No comando do time que tem apenas um jogador de um clube de primeira divisão da Europa – o jovem Mayuka, de 21 anos, do Young Boys, da Suíça – o francês Hervé Renard. Aos 43 anos, com pinta de ator de filme francês, Renard voltava a comandar a seleção após dirigir sem muito sucesso Angola em 2010 e uma passagem rápida em 2011 pelo USM Alger, da Argélia. Desconhecido no mundo do futebol, o ex-zagueiro cujo momento mais marcante na carreira foram os sete anos jogando no Cannes, nunca conquistara um título, mas apostou numa equipe jogando um futebol um pouco, digamos, mais “moleque”, como as seleções africanas de antigamente e em talentos como Mayuka e o capitão Christopher Katongo, de 29 anos, para decidir. A escolha não poderia ter sido mais acertada. Os dois marcaram juntos seis gols (três de cada um) e terminaram a Copa Africana como artilheiros ao lado de outros cinco jogadores. Katongo ainda foi eleito o melhor jogador da competição.

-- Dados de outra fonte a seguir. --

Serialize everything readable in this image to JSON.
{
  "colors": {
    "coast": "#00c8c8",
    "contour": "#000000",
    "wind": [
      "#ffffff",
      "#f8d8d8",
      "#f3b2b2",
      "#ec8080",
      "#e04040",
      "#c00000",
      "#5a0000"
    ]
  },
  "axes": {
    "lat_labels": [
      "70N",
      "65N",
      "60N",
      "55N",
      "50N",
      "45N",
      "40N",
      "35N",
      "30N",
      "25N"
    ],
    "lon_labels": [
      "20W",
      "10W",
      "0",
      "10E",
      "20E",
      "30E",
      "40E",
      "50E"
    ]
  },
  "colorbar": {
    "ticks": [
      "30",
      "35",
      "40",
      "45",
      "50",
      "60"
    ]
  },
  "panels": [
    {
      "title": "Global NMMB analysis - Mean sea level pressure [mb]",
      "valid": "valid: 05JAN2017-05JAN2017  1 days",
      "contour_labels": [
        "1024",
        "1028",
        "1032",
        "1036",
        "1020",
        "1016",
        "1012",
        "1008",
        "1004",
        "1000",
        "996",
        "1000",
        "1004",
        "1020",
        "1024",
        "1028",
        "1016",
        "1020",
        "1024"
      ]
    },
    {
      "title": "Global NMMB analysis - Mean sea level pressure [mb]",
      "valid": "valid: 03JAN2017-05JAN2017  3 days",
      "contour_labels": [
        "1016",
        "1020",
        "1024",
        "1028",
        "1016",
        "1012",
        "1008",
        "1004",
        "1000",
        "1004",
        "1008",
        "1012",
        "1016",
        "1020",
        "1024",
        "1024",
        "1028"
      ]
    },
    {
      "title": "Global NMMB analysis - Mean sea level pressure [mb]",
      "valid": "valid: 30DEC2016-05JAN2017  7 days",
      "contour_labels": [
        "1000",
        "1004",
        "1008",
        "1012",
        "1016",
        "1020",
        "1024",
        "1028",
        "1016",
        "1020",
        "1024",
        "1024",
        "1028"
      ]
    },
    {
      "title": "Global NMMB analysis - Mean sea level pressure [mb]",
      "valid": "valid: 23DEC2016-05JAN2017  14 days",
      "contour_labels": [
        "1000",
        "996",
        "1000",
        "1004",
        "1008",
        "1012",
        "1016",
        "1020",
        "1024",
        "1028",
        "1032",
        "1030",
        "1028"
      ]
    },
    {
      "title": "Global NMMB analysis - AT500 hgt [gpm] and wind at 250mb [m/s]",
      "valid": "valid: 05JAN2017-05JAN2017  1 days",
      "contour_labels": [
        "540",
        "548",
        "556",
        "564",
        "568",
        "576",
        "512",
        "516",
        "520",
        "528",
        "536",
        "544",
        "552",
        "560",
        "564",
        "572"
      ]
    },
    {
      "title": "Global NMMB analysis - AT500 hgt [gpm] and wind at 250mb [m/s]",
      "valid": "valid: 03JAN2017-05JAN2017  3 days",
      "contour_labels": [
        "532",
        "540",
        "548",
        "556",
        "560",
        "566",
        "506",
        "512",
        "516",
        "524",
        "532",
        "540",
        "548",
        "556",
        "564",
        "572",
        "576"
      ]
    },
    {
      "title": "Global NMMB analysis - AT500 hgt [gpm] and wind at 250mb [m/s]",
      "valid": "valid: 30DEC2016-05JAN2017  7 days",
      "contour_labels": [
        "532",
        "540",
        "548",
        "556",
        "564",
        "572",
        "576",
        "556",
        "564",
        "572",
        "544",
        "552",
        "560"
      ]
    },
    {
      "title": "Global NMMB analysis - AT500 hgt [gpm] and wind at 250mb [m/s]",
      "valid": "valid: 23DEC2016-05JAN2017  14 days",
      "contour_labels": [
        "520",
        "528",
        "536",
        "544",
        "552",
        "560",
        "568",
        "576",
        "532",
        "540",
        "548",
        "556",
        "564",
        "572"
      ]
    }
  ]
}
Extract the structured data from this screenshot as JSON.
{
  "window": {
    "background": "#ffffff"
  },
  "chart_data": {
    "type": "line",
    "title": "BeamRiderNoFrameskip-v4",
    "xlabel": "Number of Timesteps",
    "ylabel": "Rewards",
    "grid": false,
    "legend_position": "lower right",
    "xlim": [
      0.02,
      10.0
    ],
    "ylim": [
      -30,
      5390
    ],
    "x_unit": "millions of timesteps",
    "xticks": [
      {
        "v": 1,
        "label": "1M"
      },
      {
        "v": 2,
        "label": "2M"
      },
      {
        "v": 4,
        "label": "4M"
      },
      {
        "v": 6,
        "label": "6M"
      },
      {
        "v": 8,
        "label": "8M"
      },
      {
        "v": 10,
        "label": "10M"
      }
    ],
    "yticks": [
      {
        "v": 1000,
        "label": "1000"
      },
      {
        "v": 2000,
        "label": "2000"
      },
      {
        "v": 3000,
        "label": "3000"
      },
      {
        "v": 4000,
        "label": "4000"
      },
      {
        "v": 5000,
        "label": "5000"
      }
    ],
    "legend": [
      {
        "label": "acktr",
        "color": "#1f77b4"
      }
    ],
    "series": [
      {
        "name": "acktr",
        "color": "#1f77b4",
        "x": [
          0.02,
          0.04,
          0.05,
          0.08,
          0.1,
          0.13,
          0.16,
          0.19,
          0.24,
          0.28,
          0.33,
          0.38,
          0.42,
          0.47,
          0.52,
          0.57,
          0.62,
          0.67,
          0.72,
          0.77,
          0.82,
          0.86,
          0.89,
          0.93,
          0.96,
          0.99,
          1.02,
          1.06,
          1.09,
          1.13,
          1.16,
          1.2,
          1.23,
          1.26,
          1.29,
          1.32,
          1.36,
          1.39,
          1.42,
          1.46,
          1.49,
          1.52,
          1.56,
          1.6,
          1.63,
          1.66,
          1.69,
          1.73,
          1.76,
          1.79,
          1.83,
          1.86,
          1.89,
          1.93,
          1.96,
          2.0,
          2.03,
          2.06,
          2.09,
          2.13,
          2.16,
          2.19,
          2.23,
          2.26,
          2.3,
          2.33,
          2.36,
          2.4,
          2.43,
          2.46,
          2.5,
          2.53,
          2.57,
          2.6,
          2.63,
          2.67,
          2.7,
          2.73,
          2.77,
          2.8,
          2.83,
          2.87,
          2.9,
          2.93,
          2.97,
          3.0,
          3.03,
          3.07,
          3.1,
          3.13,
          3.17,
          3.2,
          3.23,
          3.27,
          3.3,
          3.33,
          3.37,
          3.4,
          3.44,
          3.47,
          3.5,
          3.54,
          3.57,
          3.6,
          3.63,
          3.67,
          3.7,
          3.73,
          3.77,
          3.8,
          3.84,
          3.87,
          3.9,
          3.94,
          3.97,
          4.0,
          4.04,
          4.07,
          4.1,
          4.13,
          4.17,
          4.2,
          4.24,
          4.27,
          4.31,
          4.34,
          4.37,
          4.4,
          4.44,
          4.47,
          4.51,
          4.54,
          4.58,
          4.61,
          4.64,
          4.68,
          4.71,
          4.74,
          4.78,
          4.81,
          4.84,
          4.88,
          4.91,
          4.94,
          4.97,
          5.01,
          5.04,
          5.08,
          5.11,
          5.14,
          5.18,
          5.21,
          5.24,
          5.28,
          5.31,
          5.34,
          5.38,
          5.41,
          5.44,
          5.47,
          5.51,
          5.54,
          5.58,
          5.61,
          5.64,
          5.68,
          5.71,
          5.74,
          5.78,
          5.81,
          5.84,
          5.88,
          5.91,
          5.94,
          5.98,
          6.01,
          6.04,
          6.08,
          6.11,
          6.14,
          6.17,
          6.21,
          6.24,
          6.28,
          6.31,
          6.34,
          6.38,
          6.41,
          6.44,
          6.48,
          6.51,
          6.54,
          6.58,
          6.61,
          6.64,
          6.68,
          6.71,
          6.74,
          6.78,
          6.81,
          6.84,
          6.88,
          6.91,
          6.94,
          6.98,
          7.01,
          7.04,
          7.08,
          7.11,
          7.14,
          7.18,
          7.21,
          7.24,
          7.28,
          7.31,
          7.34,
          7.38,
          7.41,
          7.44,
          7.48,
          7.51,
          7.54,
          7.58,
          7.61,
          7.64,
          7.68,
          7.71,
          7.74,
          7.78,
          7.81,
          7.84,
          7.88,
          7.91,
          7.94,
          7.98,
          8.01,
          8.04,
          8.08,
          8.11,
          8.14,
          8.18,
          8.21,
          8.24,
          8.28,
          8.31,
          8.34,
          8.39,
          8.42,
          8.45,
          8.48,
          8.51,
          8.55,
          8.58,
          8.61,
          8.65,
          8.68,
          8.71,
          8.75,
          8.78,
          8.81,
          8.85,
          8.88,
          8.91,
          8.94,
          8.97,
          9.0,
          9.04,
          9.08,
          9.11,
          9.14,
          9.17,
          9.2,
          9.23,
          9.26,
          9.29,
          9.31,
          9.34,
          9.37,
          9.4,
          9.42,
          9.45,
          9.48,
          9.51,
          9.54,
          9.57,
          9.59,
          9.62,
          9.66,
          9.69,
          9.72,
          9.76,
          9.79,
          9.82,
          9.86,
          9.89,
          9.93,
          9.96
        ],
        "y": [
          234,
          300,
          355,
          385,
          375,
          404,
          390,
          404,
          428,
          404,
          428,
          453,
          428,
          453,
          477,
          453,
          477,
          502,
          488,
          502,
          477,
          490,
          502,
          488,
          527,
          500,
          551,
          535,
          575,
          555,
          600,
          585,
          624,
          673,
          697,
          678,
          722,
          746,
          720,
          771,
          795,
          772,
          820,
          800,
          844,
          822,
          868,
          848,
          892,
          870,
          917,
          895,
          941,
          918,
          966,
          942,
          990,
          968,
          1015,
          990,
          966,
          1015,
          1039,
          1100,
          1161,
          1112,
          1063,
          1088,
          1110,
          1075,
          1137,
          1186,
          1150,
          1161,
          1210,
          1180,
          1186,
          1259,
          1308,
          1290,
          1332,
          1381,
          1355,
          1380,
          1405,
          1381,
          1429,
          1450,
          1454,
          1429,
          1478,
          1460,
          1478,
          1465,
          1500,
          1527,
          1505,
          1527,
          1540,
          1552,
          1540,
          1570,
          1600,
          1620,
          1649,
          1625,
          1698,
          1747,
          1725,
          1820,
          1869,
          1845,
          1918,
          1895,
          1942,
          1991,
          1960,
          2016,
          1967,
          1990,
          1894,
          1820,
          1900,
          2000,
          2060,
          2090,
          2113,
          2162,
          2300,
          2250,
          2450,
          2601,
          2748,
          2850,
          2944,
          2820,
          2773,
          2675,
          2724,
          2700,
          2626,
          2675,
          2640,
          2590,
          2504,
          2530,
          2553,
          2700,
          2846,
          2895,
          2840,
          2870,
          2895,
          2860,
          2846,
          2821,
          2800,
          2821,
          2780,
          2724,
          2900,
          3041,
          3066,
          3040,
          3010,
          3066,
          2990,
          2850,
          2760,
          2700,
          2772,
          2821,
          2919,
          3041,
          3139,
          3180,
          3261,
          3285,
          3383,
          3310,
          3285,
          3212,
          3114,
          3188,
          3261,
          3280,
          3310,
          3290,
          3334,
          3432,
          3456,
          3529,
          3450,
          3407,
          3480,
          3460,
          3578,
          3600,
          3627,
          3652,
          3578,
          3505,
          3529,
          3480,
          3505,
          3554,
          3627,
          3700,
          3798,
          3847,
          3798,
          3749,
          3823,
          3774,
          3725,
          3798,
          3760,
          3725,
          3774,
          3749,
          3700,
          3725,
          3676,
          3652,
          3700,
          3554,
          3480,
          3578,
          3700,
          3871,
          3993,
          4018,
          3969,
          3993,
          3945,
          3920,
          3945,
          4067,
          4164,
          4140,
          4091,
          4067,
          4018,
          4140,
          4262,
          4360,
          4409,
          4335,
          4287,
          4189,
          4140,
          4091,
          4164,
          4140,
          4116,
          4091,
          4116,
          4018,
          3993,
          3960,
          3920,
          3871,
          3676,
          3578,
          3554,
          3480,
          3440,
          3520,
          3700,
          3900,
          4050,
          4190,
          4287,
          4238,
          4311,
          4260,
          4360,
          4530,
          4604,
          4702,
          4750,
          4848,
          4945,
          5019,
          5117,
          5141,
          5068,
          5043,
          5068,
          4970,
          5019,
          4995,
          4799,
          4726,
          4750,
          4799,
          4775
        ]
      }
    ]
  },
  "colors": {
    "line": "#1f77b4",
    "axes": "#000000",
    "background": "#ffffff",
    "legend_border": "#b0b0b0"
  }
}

Zâmbia eliminou um a um os favoritos ao título. Primeiro passou como líder do grupo A com direito a uma vitória sobre Senegal por 2 a 1. Grande decepção do torneio, os senegaleses de Moussa Sow e Demba Ba foram eliminados na primeira fase. Nas quartas de final, uma tranquila vitória sobre o Sudão por 3 a 0.
Era chegada a hora da semifinal. O jogo contra Gana no estádio de Bata, na Guiné Equatorial, foi tenso. E poderia ter sido vencido pelos ganeses se não fosse o pênalti perdido pelo astro do time Asamoah Gyan. No segundo tempo, Mayuka fez o gol em praticamente o único lance de ataque que Zâmbia teve e classificou sua seleção para a final.
A decisão traria de volta as lembranças da tragédia. Pela primeira vez Zâmbia jogaria em Libreville, no Gabão. Os jogadores visitaram a praia onde a seleção de 1993 morrera e Hervé Renard usou todo o componente emocional para motivar ainda mais o seu time. Disse que estava escrito que Zâmbia seria campeã e que o time jogaria pelos mortos daquele acidente aéreo.
Se deu certo ou não, não sei dizer. Mas Zâmbia fez um jogo gigante contra a Costa do Marfim na decisão. A torcida estava claramente a seu favor, talvez sensibilizada pela história do país ou pela natural tendência em torcer para o mais fraco. Afinal, do outro lado havia o time de dos astros Drogba, Kalou, Kolo Touré e Yaya Touré, todos jogadores de destaque no futebol europeu.
Mais uma vez Zâmbia viu o rival ter um pênalti contra. Mais uma vez o astro da vez foi para a cobrança. A bola de Drogba foi parar longe e manteve viva a esperança do time e do país de conquistar o seu primeiro título. Mas era preciso passar pelos 90 minutos do tempo normal, por mais 30 minutos de prorrogação e um total de 16 cobranças de pênalti até que Sunzu fizesse o gol da vitória. Antes Gervinho isolara uma cobrança diante do goleiro Mweene.
Zâmbia era finalmente campeã. Finalmente e de forma emocionante se coloca na galeria dos campeões africanos depois de duas bolas na trave em 1974 e 1994. E o seu roteiro está pronto. Só falta filmar.